At the time of Hartman's May 2011 crime, K.S.A. 2010 Supp. 22-3717(d)(1)(G) provided that “persons convicted of a sexually violent crime committed on or after July 1, 2006, and who are released from prison, shall be released to a mandatory period of postrelease supervision for the duration of the person's natural life.” Aggravated indecent solicitation of a child—Hartman's crime of conviction—is a sexually violent crime under K.S.A. 2010 Supp. 22-3717(d)(2)(G).
Hartman's first claim is that the district court applied K.S.A. 2016 Supp. 22-3716(c)(1)(E) to impose a lesser sentence in the form of a shorter postrelease supervision term when it pronounced his new sentence after it revoked his probation. Thus, his otherwise illegal sentence became legal when the court imposed this lesser term.
We are not persuaded by this argument. The district court did not use K.S.A. 2016 Supp. 22-3716(c)(1)(E) to impose a lesser sentence. At Hartman's probation revocation hearing the district court stated, “I'm going to order that Mr. Hartman's probation be revoked and that he be ordered to serve the sentence that was imposed by Judge Roth on June 28 of 2012.” The district court went on to say, “Mr. Hartman, you are eligible to receive good-time credit of up to 15 percent while incarcerated, and upon your release, you would be placed on postrelease supervision for a period of 24 months.” The district court merely ordered Hartman to serve the original illegal sentence and did not impose a new and lesser sentence. This contrasts with the situation in McKnight, 292 Kan. at 782-83, where the district court completely removed the postrelease supervision term, thus modifying the original sentencing order and making the sentence legal. In our case, the district court simply ordered Hartman to serve his original sentence and did not modify Hartman's original sentence. See State v. Reed, 50 Kan. App. 2d 1133, 1134-37, 336 P.3d 912 (2014). Hartman's first argument fails.
Second, Hartman claims the district court erred when it failed to address the Freeman factors that he raised in his constitutional challenge to the imposition of lifetime postrelease supervision.

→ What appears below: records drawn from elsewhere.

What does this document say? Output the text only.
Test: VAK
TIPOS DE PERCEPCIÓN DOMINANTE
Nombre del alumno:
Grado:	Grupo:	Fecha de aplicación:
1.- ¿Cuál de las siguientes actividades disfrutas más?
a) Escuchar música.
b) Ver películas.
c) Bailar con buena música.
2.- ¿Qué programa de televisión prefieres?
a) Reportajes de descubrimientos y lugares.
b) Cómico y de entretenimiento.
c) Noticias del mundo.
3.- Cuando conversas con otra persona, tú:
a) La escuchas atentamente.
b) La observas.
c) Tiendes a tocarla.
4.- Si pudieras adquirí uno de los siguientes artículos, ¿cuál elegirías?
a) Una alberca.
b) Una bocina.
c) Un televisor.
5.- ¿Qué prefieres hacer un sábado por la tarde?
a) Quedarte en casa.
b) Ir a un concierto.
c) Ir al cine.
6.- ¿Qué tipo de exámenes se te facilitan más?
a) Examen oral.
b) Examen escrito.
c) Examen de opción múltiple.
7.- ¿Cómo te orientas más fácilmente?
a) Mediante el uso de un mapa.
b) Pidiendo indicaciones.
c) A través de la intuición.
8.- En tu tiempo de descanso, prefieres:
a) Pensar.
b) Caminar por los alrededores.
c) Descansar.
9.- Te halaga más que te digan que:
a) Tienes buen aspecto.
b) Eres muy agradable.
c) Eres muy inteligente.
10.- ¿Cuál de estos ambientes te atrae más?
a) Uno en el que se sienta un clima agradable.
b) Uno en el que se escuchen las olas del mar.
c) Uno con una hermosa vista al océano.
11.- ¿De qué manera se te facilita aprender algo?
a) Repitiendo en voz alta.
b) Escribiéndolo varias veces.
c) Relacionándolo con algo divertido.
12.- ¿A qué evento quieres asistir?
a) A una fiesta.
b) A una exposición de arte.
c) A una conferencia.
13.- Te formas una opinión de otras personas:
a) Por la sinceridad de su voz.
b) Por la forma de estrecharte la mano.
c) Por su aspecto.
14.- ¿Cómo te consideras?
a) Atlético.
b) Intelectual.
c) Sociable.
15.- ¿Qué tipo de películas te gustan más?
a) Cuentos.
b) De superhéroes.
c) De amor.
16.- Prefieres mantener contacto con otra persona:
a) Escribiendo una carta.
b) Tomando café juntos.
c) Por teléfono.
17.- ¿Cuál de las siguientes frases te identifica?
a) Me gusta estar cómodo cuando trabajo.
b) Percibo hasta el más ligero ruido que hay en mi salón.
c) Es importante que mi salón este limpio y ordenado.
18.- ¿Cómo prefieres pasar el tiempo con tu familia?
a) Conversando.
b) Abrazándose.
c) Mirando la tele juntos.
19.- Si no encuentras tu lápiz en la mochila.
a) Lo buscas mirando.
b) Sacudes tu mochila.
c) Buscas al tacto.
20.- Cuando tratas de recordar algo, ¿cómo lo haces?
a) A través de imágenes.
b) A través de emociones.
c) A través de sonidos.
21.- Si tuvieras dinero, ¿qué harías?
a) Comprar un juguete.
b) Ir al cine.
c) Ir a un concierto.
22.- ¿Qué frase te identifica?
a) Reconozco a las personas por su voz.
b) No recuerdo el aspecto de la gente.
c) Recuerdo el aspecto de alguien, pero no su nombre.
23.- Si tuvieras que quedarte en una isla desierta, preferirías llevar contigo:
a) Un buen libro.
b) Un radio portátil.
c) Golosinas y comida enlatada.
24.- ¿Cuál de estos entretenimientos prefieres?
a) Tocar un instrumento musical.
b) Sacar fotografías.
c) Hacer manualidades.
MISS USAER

Our Supreme Court has resolved this issue contrary to Hartman's position by imposing on the defendant the responsibility to ensure that the district court makes Freeman findings in its ruling. See Supreme Court Rule 165(a) (2018 Kan. S. Ct. R. 215); State v. Reed, 300 Kan. 494, 514, 332 P.3d 172 (2014); State v. Seward, 289 Kan. 715, 721, 217 P.3d 443 (2009) (stating “a defendant who wishes to appeal on the basis of a constitutional challenge to a sentencing statute must ensure the findings and conclusions by the district judge are sufficient to support appellate argument, by filing of a motion invoking the judge's duty under Rule 165, if necessary”). Failure to ensure that the district court makes the Freeman findings forecloses appellate review. See Reed, 300 Kan. at 514.
Hartman argues that Reed was wrongly decided. But we are “duty bound to follow to follow Kansas Supreme Court precedent absent some indication that the court is departing from its previously position.” State v. Meyer, 51 Kan. App. 2d 1066, 1072, 360 P.3d 467 (2015). We see no such indication. Because Hartman failed to ensure that the district court made factual findings relating to the Freeman factors, this issue has not been preserved for appeal, and this claim is dismissed.
Affirmed in part and dismissed in part.